Without a proper warmup, the muscles don't reap the benefits that well-circulating blood contributes to their functioning and will generally cramp up, according to chiropractic physician and bassist Randal Kertz, in an article for musicians in No Treble. After warming up, he emphasizes the importance of gradually building up the intensity of the activity.

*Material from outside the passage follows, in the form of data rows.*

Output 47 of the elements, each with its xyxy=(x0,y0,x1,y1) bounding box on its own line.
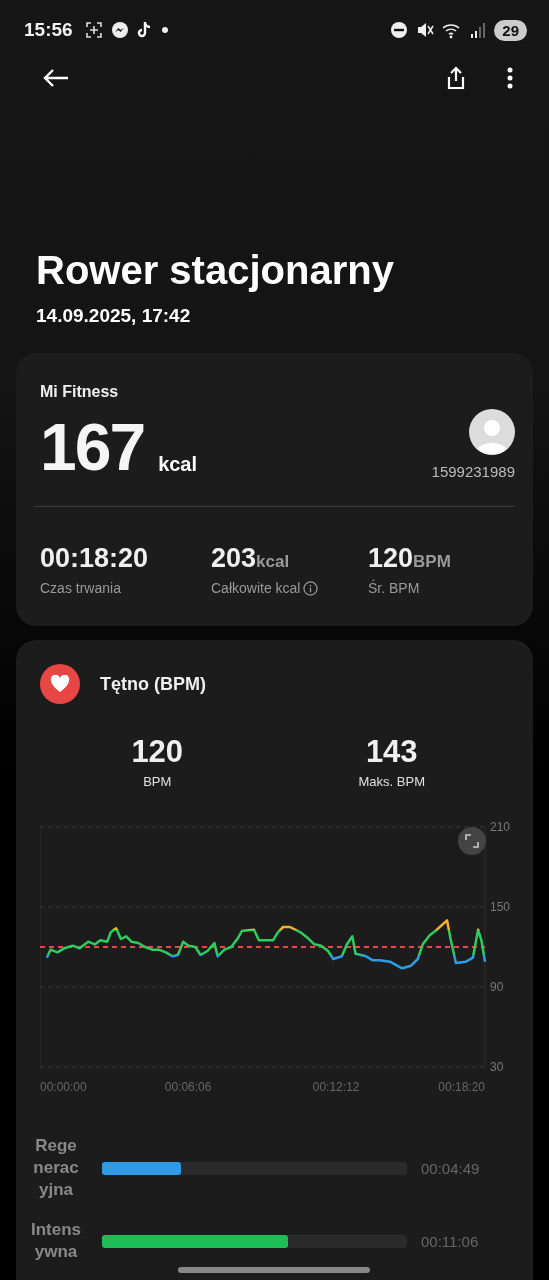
stat-unit: kcal xyxy=(256,552,290,571)
signal-icon xyxy=(470,22,487,38)
workout-title: Rower stacjonarny xyxy=(36,248,395,293)
music-note-icon xyxy=(136,21,153,39)
stat-value: 120 xyxy=(368,543,414,573)
y-tick-label: 210 xyxy=(490,820,511,834)
notification-dot-icon xyxy=(160,26,169,34)
metric-label: Maks. BPM xyxy=(358,774,425,789)
stat-label: Śr. BPM xyxy=(368,580,420,596)
x-tick-label: 00:06:06 xyxy=(164,1080,212,1094)
calories-unit: kcal xyxy=(158,453,198,476)
stat-unit: BPM xyxy=(413,552,451,571)
x-tick-label: 00:18:20 xyxy=(438,1080,485,1094)
x-tick-label: 00:12:12 xyxy=(312,1080,360,1094)
zone-duration: 00:11:06 xyxy=(421,1232,480,1250)
calories-value: 167 xyxy=(40,414,145,480)
metric-label: BPM xyxy=(143,774,172,789)
expand-button[interactable] xyxy=(458,827,486,855)
share-icon[interactable] xyxy=(445,66,467,90)
messenger-icon xyxy=(110,21,129,39)
metric-value: 120 xyxy=(131,734,184,770)
info-icon[interactable] xyxy=(303,580,319,596)
zone-name: Intensywna xyxy=(30,1219,82,1263)
screenshot-icon xyxy=(84,21,103,39)
status-time: 15:56 xyxy=(24,19,73,41)
zone-duration: 00:04:49 xyxy=(421,1159,481,1177)
y-tick-label: 150 xyxy=(490,900,511,914)
more-options-icon[interactable] xyxy=(507,67,513,89)
workout-date: 14.09.2025, 17:42 xyxy=(36,305,192,327)
avatar-icon xyxy=(469,409,515,455)
expand-icon xyxy=(465,834,479,848)
source-label: Mi Fitness xyxy=(40,383,120,401)
heart-rate-title: Tętno (BPM) xyxy=(100,673,206,695)
metric-value: 143 xyxy=(365,734,418,770)
do-not-disturb-icon xyxy=(390,21,409,39)
stat-value: 203 xyxy=(211,543,257,573)
stat-label: Czas trwania xyxy=(40,580,121,596)
stat-label: Całkowite kcal xyxy=(211,580,301,596)
user-id: 1599231989 xyxy=(431,463,515,480)
y-tick-label: 90 xyxy=(490,980,504,994)
x-tick-label: 00:00:00 xyxy=(40,1080,87,1094)
y-tick-label: 30 xyxy=(490,1060,504,1074)
battery-level: 29 xyxy=(494,19,527,41)
mute-icon xyxy=(416,21,435,39)
zone-name: Regeneracyjna xyxy=(32,1135,80,1201)
back-arrow-icon[interactable] xyxy=(42,68,70,88)
stat-value: 00:18:20 xyxy=(40,543,149,573)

Kertz's insights easily apply to people engaged in other repetitive activities involving the hands

"What we often do when muscles cramp up is play through the pain, and hope it goes away, which it usually does," Kertz said. Yet he warns, "The pain subsiding doesn't signal everything is OK; your body may simply be telling you it has shifted the strain from the primary muscles you are using to secondary muscles to help out."

Strengthen key muscles

Good range of motion and warm muscles are only part of the equation in the prevention of repetitive motion injuries — strength is also essential. There's often an imbalance of strength between the upper and underside of the forearm due to everyday daily activities that involve holding the arms in a position where the wrists are bent back to some degree, explains yoga teacher Doug Keller.

"This hardens the forearm and contracts the top of the wrist joint, causing tightness and pinching between the bones at the crease of the wrist," Keller writes in a recent Yoga International article. "The health of our wrists depends on (balancing) the strength and tone of the muscles on the top and bottoms of our forearms."

To stretch and strengthen the forearms Keller recommends doing "fist curls" with a loose fist and the palm facing upward. That exercise is then counterbalanced by repeating it with the palm downward, which actually releases tension built up in the tops of the forearms.

Reducing this tension and strengthening the palm side of the forearm will help make the wrists less vulnerable to injury. However, according to Keller, the actual cause of most wrist injuries to yoga practitioners stems from improperly bearing weight on the hands.

Even in the popular Downward Dog pose which doesn't place the full weight of the body on the hands placement of weight on the hands is still critical. It's important that bases of the index finger and thumb are firmly in contact with the floor and carry more weight than either the heel of the hand or the bases of the outer three fingers.

Be aware of the whole body

Chronic problems in the wrist can also stem from issues higher up in the arm, shoulders or even in the back. Poor postural habits can be detrimental to wrist health over time.

"When the shoulders and upper back don't provide a supportive structural base for arm movements, the burden of the activity may fall on the smaller joints," writes yoga teacher Marla Apt in Yoga International. "Furthermore, poor alignment in the shoulders and upper back can constrict nerves in the arms, which can manifest as pain, swelling and numbness in the wrists."

Apt features specific yoga postures that help improve skeletal alignment and enable the larger, stronger muscles of the back and shoulders to support and guide the movements of the hands, elbows and wrists. Equally valuable is the awareness developed through a regular yoga practice in helping athletes of all types to slow down to observe their patterns and habits so they can change the ones that spell trouble for their wrists.